Invirtiendo en ideas
Un artículo interesante en el WSJ del viernes ... que por fin he podido leer hoy. "Investing in the Right Ideas" de James Piereson.
Lo tenéis aquí con un título matizado: "Investing in conservative ideas".
"Just as the earlier donors had looked to Hayek for guidance, these foundations looked to the neoconservatives. Writers and editors like Irving Kristol, Norman Podhoretz, Hilton Kramer, and Michael Novak had for the most part spent their formative years on the Left. Rather than by Hayek, their ideas had been influenced by George Orwell, Lionel Trilling, and Raymond Aron—intellectuals of Hayek’s generation who had dwelled on the evil of totalitarianism from a moral and political standpoint. Many of them, like Hayek, traced their intellectual lineage back to the 18th-century Whigs, but in so doing they once again emphasized the moral and cultural rather than the economic dimension, typically preferring Adam Smith’s Theory of Moral Sentiments to his The Wealth of Nations. In brief, they understood the moral foundations of a free society to be prior to and more important than its economic foundations. "
En la Ética de la libertad Rothbard pretende fundamentar una doctrina de la libertad basada en la moral y en los derechos de propiedad. El mismo Hayek, sobre el todo el Hayek de La Fatal Arrogancia o el del último tomo de Derecho, Legislación y Libertad inciden en la cuestión moral de manera contundente (y, eso sí, contrapuesta), por lo que no veo claro el argumento de Piereson para justificar las preferencias de Kristol y cía.

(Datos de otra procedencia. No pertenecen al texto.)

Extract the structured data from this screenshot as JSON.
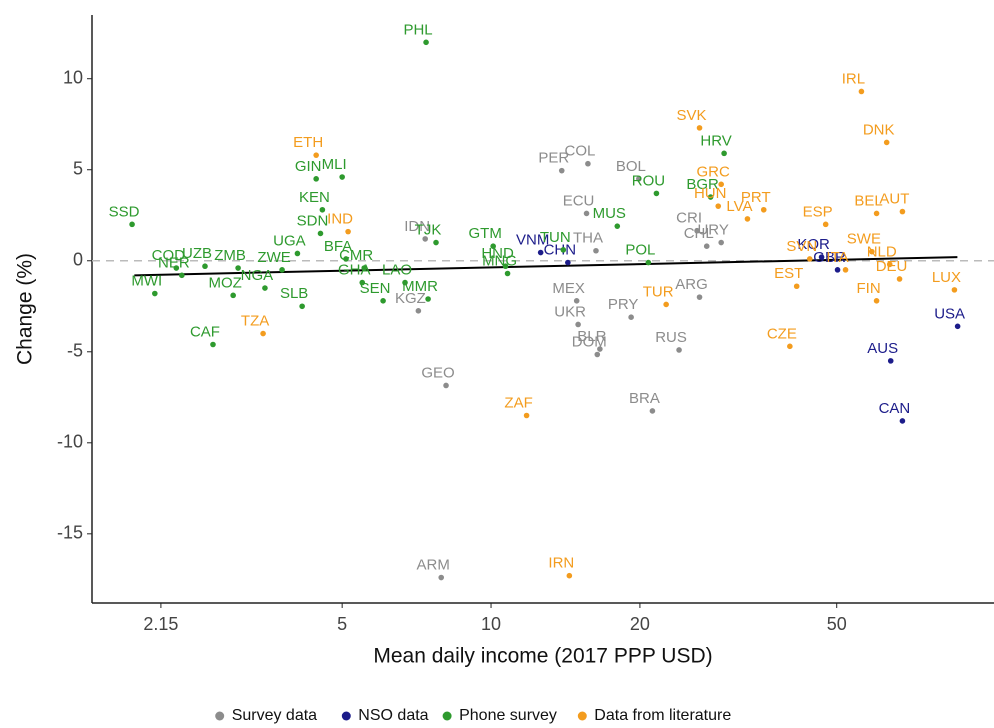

Tampoco es importante. Lo que Piereson hace es argumentar/justificar el por qué del distanciamiento manifiesto entre el neoconservadurismo gobernante y el liberalismo que en algunos aspectos aún forma parte de su ideario. Creo yo.
"Like Hayek, the neoconservatives envisioned an important role for intellectuals, but they were not prepared to wait a full generation for their efforts to yield results. It was plain that liberal and left-wing intellectuals had promoted ideas and programs that were wildly out of touch with the operating assumptions of the vast majority of Americans. This opened up an opportunity. The task of conservatism, as Kristol said, was “to show the American people that they are right and the intellectuals are wrong.” Over time, that is more or less what happened.
What the neoconservatives understood was that neither the intellectuals’ dislike for capitalism nor their penchant for socialism was a function of economic analysis. By the mid-1970’s, the economic promise of socialism was dead; it was obvious to everyone that socialist economies could not even feed their own people. What attracted liberal intellectuals to socialism was something else: mainly, the idea of community, which they contrasted invidiously to the individualism and competition of a market society.
Thus, as Kristol and others argued, an effective defense of capitalism required a defense of the cultural assumptions on which a commercial civilization is based. It had to be shown that free societies encouraged values far superior to anything that socialism could deliver. ".
Yo, personalmente, pese a mis lecturas favoritas, me veo más neocon que libertario. Aunque no hacía falta que lo dijera.


"[e]ffective defense of capitalism required a defense of the cultural assumptions on which a commercial civilization is based".
De sobra está argumentar que los rudimentos de lo que con el tiempo llegaría a ser la Civilización están en el momento en que el primer hombre primitivo ofreció a otro algo a cambio de algo que reconoció de su (del otro) propiedad en lugar de apropiárselo por medio de la fuerza bruta.
La civilización comienza con estos dos hechos: el reconocimiento de la propiedad ajena y el comercio, todo lo demás es periférico o ha venido por añadidura y consecuencia.